I had pulled some of the soaked blankets over me for a little protection, but I couldn’t see because they covered my head. Suddenly it felt like the wall behind me was giving way. I half-expected the remainder of the ceiling to come crashing down and tottered forward still in hopes of finding a way out. About then two great weights slammed onto my shoulders, and the only thing I could think was that the roof had finally let go and the sixteen-inch centered rafters had landed on either side of my neck.

I struggled to pull free, but I could feel myself losing my balance and I fell backward, crashing into the exterior wall. The grip on my shoulders didn’t let up—something was dragging me. I held on to Double Tough’s body as I shot backward, but the smoke was invading the blankets at this height, my brain started to fog, and the grip on my shoulders felt like talons digging into my flesh.

This must have been what it was like to die—a giant messenger of the dead swooping down and carrying me along that hanging road to the camp beyond. The talons had to be from some giant owl, the only bird that eagles steered clear of.

His claws sunk deeper, and I felt the circulation cut off from my arms. I hit the hard ground and just lay there with the weight of the wet bedding and Double Tough’s body on top of me, trying to summon enough energy for another go. Not dead yet.

Suddenly, his body disappeared. I lifted my arms and tried to get hold of him, but there was nothing there. I flopped to my side and tried to pull the blankets off of me, but it was as if I were glued to them. Slowly I backpedaled out from under and finally slid my head clear.

I rolled over on my back and breathed, staring at the star-filled night and feeling the cold just starting to sink its teeth in. I felt around, but still couldn’t find his body anywhere nearby. It would appear that the giant owl, having given up on taking both of us, had dropped me and continued onto the camp of the dead with him alone. The hanging road was there, the thick strip of the Milky Way draped like a hammock from horizon to horizon in icy clarity.

I allowed my head to drop back onto the parking lot pavement and then rolled it the other way, finally seeing what had plucked my deputy and me from the burning building.

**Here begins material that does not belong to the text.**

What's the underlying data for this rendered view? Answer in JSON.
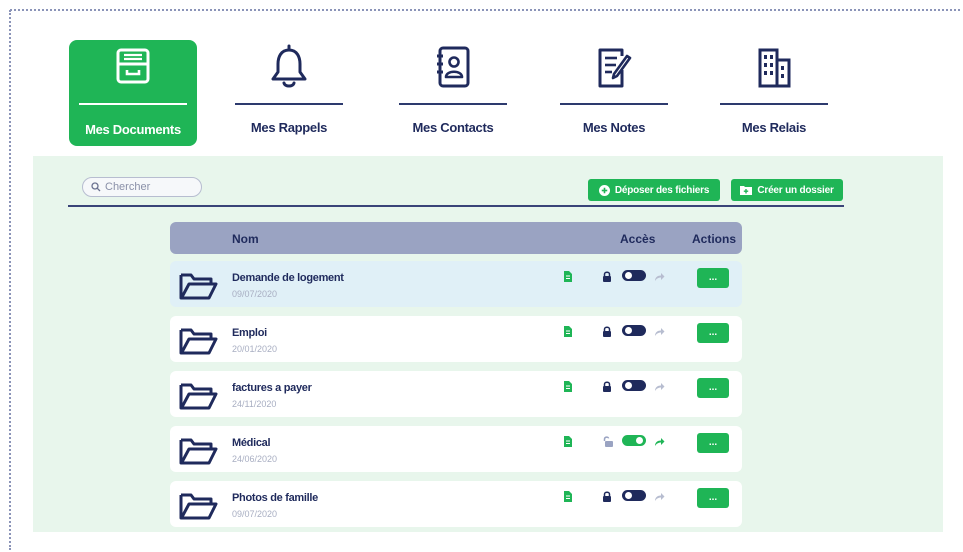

The giant owl was beating on Double Tough’s chest. I watched as my deputy’s head bounced against the asphalt. I reached out but couldn’t get to him. I yelled and shouted for the thing to go away, slapped my hand on the ground in an attempt to get his attention, but it ignored me and went back to tearing at Double Tough’s chest in some sort of ceremonial rite.

I raised my voice but could only croak out a warning that if I got my hands around the big owl’s neck he was going to rue the day he had decided to make birdseed out of us.

Finally the owl swiveled its head, shuddered, and took notice of me. I tried to sit up, but it pinned me to the ground. I coughed and choked up some of the soot from my throat and spat it to the side, then turned to grab hold of him in return.

The big bird fell to the side, seemingly as exhausted as I was. I still held on to the legs of the thing but then slowly realized that they were arms. It shook me loose and reached up to pull away its own wet, protective blanket that hung over its head, revealing Henry’s smudged and dirty face.

He sat there looking at me as I sank back to the pavement, but only for a moment, then turned and looked toward the fire, the wetness in his eyes reflecting the flames as they consumed the rest of the Absaroka County Sheriff’s Substation.

I said something, but he wouldn’t look at me.

Feeling the weight of my head as it slipped sideways, I could see another set of eyes looking at me from a short distance away.

Double Tough.

I dragged myself across the asphalt through a couple of puddles and began to shake from the cold. My hand reached his face, the scorched glove touching his chin, but he didn’t blink.